Just before my ninth birthday I went to my first Development Circle. It was run by Nurse Olay which was what everyone called her because she was always bragging about the face cream she used to keep her skin young. Nurse Olay looked about a hundred and boasted that she was only in her 60s. I had never seen anyone with so many wrinkles in my life. People used to say that if they couldn’t fall asleep counting sheep, then they should try counting Nurse Olay’s wrinkles instead.

There were seven of us in the Development Circle.

Nurse Olay said this was special number for contacting the spirits as it was a mystical one and it was easier for spirits to pass backwards and forwards through the vibration of this number. Because I was the youngest, everyone made a fuss of me and brought me lots of sweets and gifts. These gifts consisted of funny old fashioned pieces of jewellery to yellowing dresses that ‘had never been worn’ and china ornaments that I didn’t know what to do with and cakes which I certainly knew what to do with! The Circle wasn’t like school where there were endless rules and you weren’t allowed to fidget, rustle papers or eat sweets. In the Circle, the curtains would be drawn and a candle left burning in the centre of the room on a makeshift altar which was usually a chair or table. And the rules were: you kept quiet, closed your eyes and concentrated on sending out energy and light into the room.

Nurse Olay would open the circle up with a prayer about a ‘Great and Omnipotent Spirit of the Universe.’ We would all sit there, our hands on our knees, palms uppermost so that we could give energy and power to whatever was going to materialise in the room.
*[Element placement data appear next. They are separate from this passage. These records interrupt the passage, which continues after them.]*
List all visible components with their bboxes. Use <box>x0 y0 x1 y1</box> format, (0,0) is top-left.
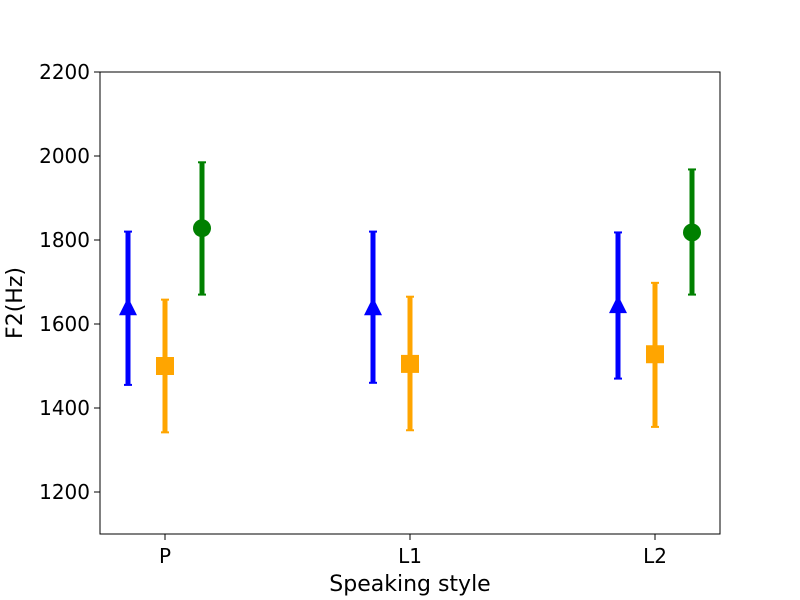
x-tick-label: P <box>159 544 171 568</box>
y-axis-title: F2(Hz) <box>3 267 28 339</box>
y-tick-label: 1800 <box>39 228 90 252</box>
data-point-triangle <box>119 297 137 316</box>
data-point-circle <box>193 219 211 238</box>
series-square <box>156 281 664 434</box>
y-tick-label: 2200 <box>39 60 90 84</box>
y-tick-label: 2000 <box>39 144 90 168</box>
data-point-triangle <box>609 295 627 314</box>
x-tick-label: L2 <box>643 544 667 568</box>
data-point-circle <box>683 223 701 242</box>
series-triangle <box>119 230 627 386</box>
series-layer <box>119 161 701 434</box>
data-point-square <box>646 345 664 364</box>
x-axis: P L1 L2 <box>159 534 667 568</box>
series-circle <box>193 161 701 296</box>
x-tick-label: L1 <box>398 544 422 568</box>
y-tick-label: 1200 <box>39 480 90 504</box>
data-point-triangle <box>364 297 382 316</box>
y-tick-label: 1400 <box>39 396 90 420</box>
data-point-square <box>156 357 174 375</box>
y-axis: 1200 1400 1600 1800 2000 2200 <box>39 60 100 504</box>
x-axis-title: Speaking style <box>329 572 490 597</box>
data-point-square <box>401 354 419 373</box>
y-tick-label: 1600 <box>39 312 90 336</box>
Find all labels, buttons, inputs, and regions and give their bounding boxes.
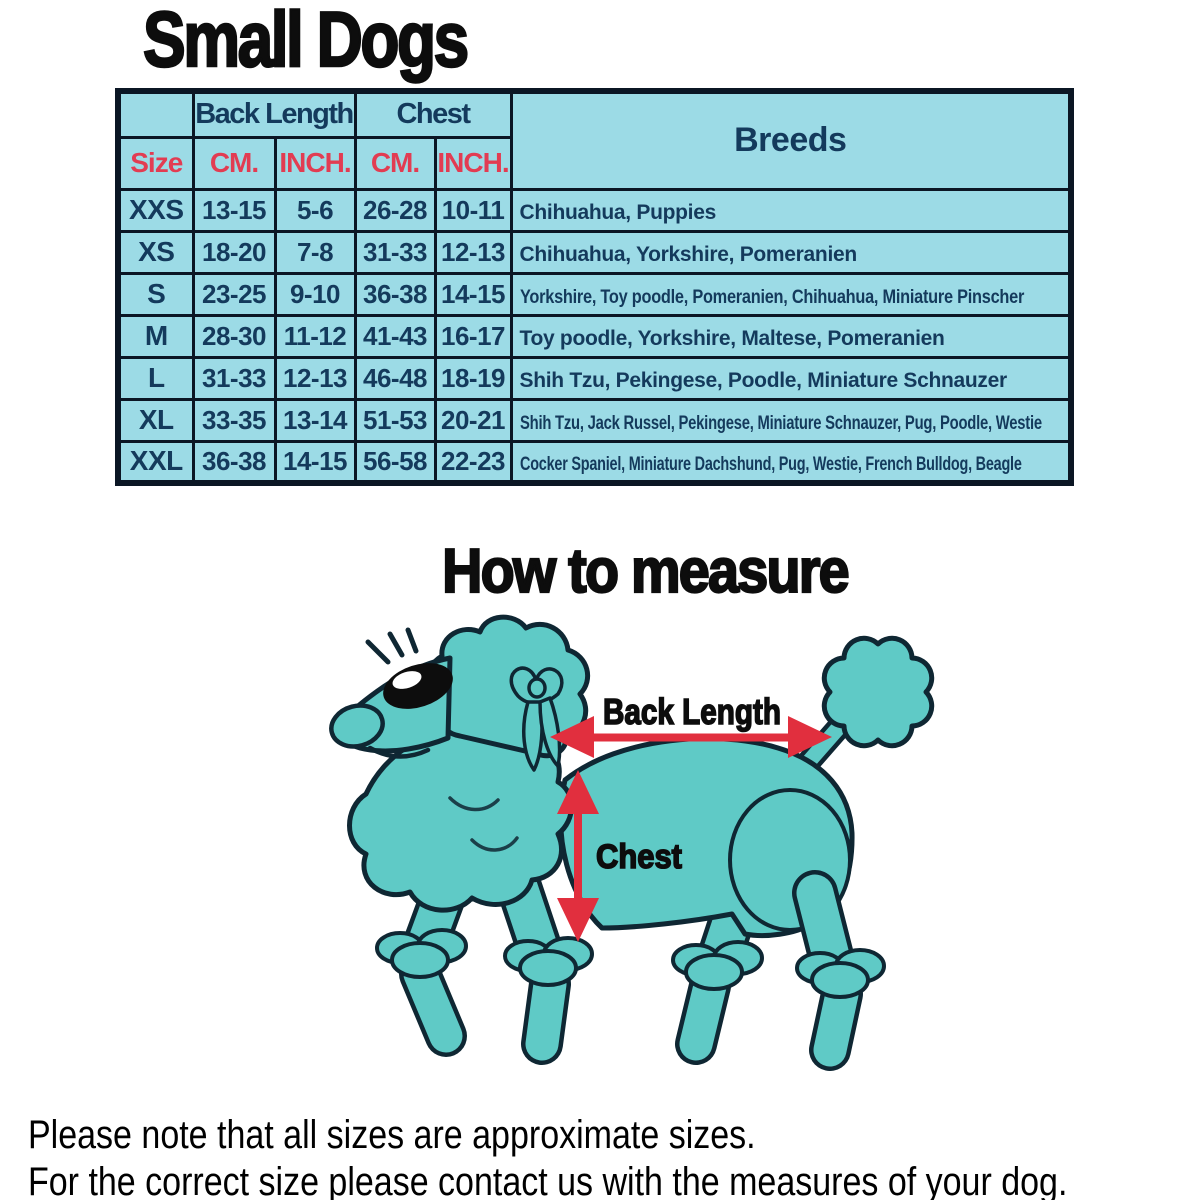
chest-cm-header: CM. — [353, 135, 437, 191]
table-row: XL 33-35 13-14 51-53 20-21 Shih Tzu, Jac… — [116, 397, 1073, 443]
breeds-cell: Toy poodle, Yorkshire, Maltese, Pomerani… — [509, 313, 1073, 359]
chest-label: Chest — [596, 838, 682, 876]
chest-cm-cell: 36-38 — [353, 271, 437, 317]
back-length-label: Back Length — [603, 691, 781, 732]
breeds-header: Breeds — [509, 89, 1073, 191]
tail-pompom — [821, 635, 935, 749]
chest-cm-cell: 46-48 — [353, 355, 437, 401]
chest-inch-cell: 18-19 — [433, 355, 513, 401]
back-length-header: Back Length — [191, 89, 357, 139]
breeds-text: Yorkshire, Toy poodle, Pomeranien, Chihu… — [519, 286, 1024, 308]
table-row: XS 18-20 7-8 31-33 12-13 Chihuahua, York… — [116, 229, 1073, 275]
table-row: XXL 36-38 14-15 56-58 22-23 Cocker Spani… — [116, 439, 1073, 485]
back-cm-cell: 33-35 — [191, 397, 277, 443]
page-title: Small Dogs — [142, 0, 470, 84]
breeds-cell: Shih Tzu, Pekingese, Poodle, Miniature S… — [509, 355, 1073, 401]
size-cell: XL — [116, 397, 195, 443]
back-inch-cell: 5-6 — [273, 187, 357, 233]
back-inch-cell: 11-12 — [273, 313, 357, 359]
size-table: Back Length Chest Breeds Size CM. INCH. … — [115, 88, 1075, 486]
hair-bow — [509, 666, 564, 772]
chest-cm-cell: 56-58 — [353, 439, 437, 485]
breeds-text: Chihuahua, Puppies — [519, 200, 717, 224]
chest-arrow — [557, 770, 599, 942]
size-header: Size — [116, 135, 195, 191]
rear-near-leg — [792, 870, 886, 1071]
chest-inch-cell: 16-17 — [433, 313, 513, 359]
chest-inch-cell: 12-13 — [433, 229, 513, 275]
back-length-arrow — [550, 716, 832, 758]
breeds-cell: Chihuahua, Yorkshire, Pomeranien — [509, 229, 1073, 275]
back-inch-cell: 12-13 — [273, 355, 357, 401]
size-cell: L — [116, 355, 195, 401]
footer-line-1: Please note that all sizes are approxima… — [28, 1113, 756, 1157]
table-row: M 28-30 11-12 41-43 16-17 Toy poodle, Yo… — [116, 313, 1073, 359]
table-group-header-row: Back Length Chest Breeds — [116, 89, 1073, 191]
nose — [329, 703, 385, 749]
empty-header-cell — [116, 89, 195, 139]
breeds-cell: Yorkshire, Toy poodle, Pomeranien, Chihu… — [509, 271, 1073, 317]
breeds-text: Cocker Spaniel, Miniature Dachshund, Pug… — [519, 453, 1022, 475]
back-cm-cell: 31-33 — [191, 355, 277, 401]
chest-cm-cell: 26-28 — [353, 187, 437, 233]
back-inch-header: INCH. — [273, 135, 357, 191]
table-row: XXS 13-15 5-6 26-28 10-11 Chihuahua, Pup… — [116, 187, 1073, 233]
breeds-cell: Chihuahua, Puppies — [509, 187, 1073, 233]
measure-title: How to measure — [441, 536, 851, 607]
back-inch-cell: 9-10 — [273, 271, 357, 317]
size-cell: S — [116, 271, 195, 317]
chest-cm-cell: 51-53 — [353, 397, 437, 443]
size-cell: XXS — [116, 187, 195, 233]
chest-inch-cell: 14-15 — [433, 271, 513, 317]
back-cm-cell: 28-30 — [191, 313, 277, 359]
back-inch-cell: 7-8 — [273, 229, 357, 275]
back-inch-cell: 13-14 — [273, 397, 357, 443]
breeds-cell: Cocker Spaniel, Miniature Dachshund, Pug… — [509, 439, 1073, 485]
breeds-text: Chihuahua, Yorkshire, Pomeranien — [519, 242, 858, 266]
back-cm-cell: 13-15 — [191, 187, 277, 233]
back-inch-cell: 14-15 — [273, 439, 357, 485]
eye — [365, 627, 453, 709]
footer-note: Please note that all sizes are approxima… — [28, 1112, 1188, 1200]
back-cm-cell: 18-20 — [191, 229, 277, 275]
mouth-smile — [367, 745, 431, 759]
breeds-text: Shih Tzu, Pekingese, Poodle, Miniature S… — [519, 368, 1008, 392]
table-sub-header-row: Size CM. INCH. CM. INCH. — [116, 135, 1071, 191]
size-cell: XXL — [116, 439, 195, 485]
size-cell: M — [116, 313, 195, 359]
how-to-measure-diagram: Back Length Chest — [329, 614, 935, 1071]
footer-line-2: For the correct size please contact us w… — [28, 1160, 1068, 1200]
back-cm-header: CM. — [191, 135, 277, 191]
chest-inch-header: INCH. — [433, 135, 513, 191]
chest-inch-cell: 10-11 — [433, 187, 513, 233]
chest-inch-cell: 22-23 — [433, 439, 513, 485]
breeds-cell: Shih Tzu, Jack Russel, Pekingese, Miniat… — [509, 397, 1073, 443]
poodle-illustration — [329, 614, 935, 1071]
breeds-text: Toy poodle, Yorkshire, Maltese, Pomerani… — [519, 326, 945, 350]
chest-inch-cell: 20-21 — [433, 397, 513, 443]
back-cm-cell: 36-38 — [191, 439, 277, 485]
chest-cm-cell: 31-33 — [353, 229, 437, 275]
breeds-text: Shih Tzu, Jack Russel, Pekingese, Miniat… — [519, 412, 1042, 434]
table-row: S 23-25 9-10 36-38 14-15 Yorkshire, Toy … — [116, 271, 1073, 317]
table-row: L 31-33 12-13 46-48 18-19 Shih Tzu, Peki… — [116, 355, 1073, 401]
chest-header: Chest — [353, 89, 513, 139]
size-cell: XS — [116, 229, 195, 275]
back-cm-cell: 23-25 — [191, 271, 277, 317]
chest-cm-cell: 41-43 — [353, 313, 437, 359]
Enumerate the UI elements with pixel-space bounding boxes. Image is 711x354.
At first nothing would happen, people would scrape their throats cough, shuffle about and sigh. But then someone’s breathing would alter and become more and more laboured as if they were finding it an effort to breathe. There was a growing tension in the room which could have either been the spirit guide or our own anticipation.

Peeping out of the corner of my eye, I could see Nurse Olay leaning forwards, hands outstretched to the heavy breather who, in this case was Barry, a young blind man in his twenties who had long artistic sensitive fingers and a face that would have been very handsome if he had less acne.
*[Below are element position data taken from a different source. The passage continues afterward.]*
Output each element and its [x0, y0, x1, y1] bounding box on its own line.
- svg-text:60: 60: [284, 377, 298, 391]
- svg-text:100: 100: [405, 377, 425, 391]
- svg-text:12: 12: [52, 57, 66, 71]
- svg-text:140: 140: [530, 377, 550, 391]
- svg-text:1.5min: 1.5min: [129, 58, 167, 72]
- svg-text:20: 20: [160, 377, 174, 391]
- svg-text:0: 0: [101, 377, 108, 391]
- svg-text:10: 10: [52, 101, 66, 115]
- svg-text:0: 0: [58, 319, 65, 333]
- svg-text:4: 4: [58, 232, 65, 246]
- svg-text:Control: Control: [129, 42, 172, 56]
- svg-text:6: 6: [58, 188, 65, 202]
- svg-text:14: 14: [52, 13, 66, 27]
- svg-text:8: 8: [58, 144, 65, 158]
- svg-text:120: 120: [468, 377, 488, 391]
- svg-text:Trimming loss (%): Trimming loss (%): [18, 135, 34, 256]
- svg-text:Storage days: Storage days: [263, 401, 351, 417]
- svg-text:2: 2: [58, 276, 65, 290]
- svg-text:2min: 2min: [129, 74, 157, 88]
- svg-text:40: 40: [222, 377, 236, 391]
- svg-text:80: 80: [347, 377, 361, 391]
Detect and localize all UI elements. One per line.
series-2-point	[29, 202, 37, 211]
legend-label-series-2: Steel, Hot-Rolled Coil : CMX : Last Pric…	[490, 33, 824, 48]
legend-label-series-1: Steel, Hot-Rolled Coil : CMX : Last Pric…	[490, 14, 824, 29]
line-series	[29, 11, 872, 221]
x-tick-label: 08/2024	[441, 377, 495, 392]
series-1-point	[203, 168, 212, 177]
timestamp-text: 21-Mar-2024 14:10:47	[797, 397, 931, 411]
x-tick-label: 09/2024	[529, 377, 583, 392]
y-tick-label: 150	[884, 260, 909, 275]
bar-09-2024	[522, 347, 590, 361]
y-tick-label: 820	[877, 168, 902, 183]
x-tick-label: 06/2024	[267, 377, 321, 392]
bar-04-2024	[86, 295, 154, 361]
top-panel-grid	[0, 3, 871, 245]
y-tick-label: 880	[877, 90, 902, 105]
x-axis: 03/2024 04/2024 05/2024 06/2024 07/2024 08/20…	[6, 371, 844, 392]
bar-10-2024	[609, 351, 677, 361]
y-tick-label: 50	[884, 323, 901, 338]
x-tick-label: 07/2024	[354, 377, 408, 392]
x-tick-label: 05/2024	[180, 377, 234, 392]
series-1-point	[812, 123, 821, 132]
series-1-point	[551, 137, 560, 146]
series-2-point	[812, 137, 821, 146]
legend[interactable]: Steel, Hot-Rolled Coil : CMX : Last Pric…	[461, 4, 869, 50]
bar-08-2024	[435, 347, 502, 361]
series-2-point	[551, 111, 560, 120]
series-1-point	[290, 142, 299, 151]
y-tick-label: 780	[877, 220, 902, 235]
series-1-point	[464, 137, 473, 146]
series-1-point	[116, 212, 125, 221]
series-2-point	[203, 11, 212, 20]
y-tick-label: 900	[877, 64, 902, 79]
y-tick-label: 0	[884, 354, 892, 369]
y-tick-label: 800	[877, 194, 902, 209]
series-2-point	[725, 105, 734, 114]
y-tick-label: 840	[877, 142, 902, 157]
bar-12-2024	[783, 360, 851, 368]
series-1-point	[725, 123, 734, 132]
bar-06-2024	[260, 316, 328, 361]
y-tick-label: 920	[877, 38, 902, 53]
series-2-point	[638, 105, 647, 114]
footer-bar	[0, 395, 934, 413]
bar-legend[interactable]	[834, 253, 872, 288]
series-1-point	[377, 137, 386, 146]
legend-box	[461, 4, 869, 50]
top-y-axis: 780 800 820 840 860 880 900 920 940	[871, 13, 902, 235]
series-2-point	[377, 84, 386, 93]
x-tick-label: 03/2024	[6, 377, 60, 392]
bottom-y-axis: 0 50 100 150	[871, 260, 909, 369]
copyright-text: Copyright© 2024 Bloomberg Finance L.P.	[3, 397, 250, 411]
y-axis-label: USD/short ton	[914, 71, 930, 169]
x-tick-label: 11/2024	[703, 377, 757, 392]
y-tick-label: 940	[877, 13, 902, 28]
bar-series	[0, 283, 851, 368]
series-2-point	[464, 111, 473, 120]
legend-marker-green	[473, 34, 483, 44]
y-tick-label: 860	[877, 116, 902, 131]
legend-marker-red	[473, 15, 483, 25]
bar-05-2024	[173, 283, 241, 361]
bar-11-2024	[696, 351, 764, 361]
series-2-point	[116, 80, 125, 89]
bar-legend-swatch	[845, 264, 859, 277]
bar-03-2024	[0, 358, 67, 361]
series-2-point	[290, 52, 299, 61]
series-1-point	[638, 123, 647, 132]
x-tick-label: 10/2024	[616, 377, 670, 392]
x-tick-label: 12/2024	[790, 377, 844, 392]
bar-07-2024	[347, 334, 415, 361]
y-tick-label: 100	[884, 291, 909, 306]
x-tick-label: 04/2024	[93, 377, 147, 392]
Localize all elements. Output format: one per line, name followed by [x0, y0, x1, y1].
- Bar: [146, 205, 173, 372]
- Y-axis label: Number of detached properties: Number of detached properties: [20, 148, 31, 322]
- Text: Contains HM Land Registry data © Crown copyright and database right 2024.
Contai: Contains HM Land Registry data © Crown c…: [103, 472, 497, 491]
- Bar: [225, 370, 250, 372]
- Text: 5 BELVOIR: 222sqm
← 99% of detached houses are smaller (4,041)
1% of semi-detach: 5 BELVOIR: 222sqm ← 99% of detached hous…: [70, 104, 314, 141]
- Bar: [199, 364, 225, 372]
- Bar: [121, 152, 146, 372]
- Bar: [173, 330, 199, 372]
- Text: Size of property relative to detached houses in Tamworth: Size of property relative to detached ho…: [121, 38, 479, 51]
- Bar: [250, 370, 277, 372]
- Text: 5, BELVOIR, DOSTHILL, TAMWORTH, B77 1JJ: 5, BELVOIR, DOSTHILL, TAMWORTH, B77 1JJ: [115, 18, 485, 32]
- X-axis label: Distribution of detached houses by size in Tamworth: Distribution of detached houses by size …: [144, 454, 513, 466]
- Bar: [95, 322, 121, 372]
“It’s all right, Dearie,” Nurse Olay soothed and placated the spirit which was obviously hovering near Barry. “You’re quite safe here… You’re very welcome… Don’t be afraid!”
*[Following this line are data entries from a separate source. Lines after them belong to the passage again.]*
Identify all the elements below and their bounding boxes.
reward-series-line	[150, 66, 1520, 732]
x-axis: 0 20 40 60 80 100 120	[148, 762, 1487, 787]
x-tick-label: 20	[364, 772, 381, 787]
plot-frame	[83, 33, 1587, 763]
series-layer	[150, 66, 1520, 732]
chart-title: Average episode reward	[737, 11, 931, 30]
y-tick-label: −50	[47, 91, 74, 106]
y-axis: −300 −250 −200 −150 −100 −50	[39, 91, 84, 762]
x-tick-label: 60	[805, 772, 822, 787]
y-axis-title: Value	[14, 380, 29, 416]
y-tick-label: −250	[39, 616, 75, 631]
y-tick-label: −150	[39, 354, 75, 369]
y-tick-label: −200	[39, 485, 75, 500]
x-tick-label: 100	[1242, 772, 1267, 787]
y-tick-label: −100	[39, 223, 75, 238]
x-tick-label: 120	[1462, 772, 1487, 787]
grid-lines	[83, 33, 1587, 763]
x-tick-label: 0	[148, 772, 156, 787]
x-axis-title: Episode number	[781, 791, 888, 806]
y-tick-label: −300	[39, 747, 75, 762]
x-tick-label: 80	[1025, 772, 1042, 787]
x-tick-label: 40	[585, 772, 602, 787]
My heart was drumming away with a mixture of excitement and fear as the tension in the room became palpable. Barry’s features became distorted as if his face had become too small for him and he continued to breathe loudly. And then he turned to me, his sightless eyes eerily picking up the candle flame. “I want to – to come to this child,” his voice had changed to an older more effeminate one which both fascinated and spooked me.

My heart thudded as I realised that this was me.

Mum elbowed me. “Say something,” she whispered. “The energy goes if you don’t respond … The spirits need our response.”

“Hello,” I ventured timidly.

Barry’s face was beaming across at me. “Ah Stephanie,” the old female voice spoke through him with a slight West Country accent :“Do you remember me? We used to meet by the river……And I used to get you to feel for my wings? Well – I must have grown them because here I am!” the spirit giggled.

My mouth dropped open as I stared at Barry who wasn’t Barry any more. Everyone laughed and I felt my mother nudge me in the ribs again. “Answer her!” she hissed. “And speak up.”

“Hello,”I began nervously, but then the words rushed out, “What do you do in heaven all day? Do you ever get bored?”

“Well – I’m not exactly in heaven yet… I’m still … learning…” her voice trailed off .

“The power’s going,’ someone muttered… “She’s slipping away.”

“Say ‘thank you’,” Mum prompted.

But it was too late. The ‘river’ lady had gone and Barry was back in the room with us looking a little shaken and confused as if he’d just woken from an afternoon nap.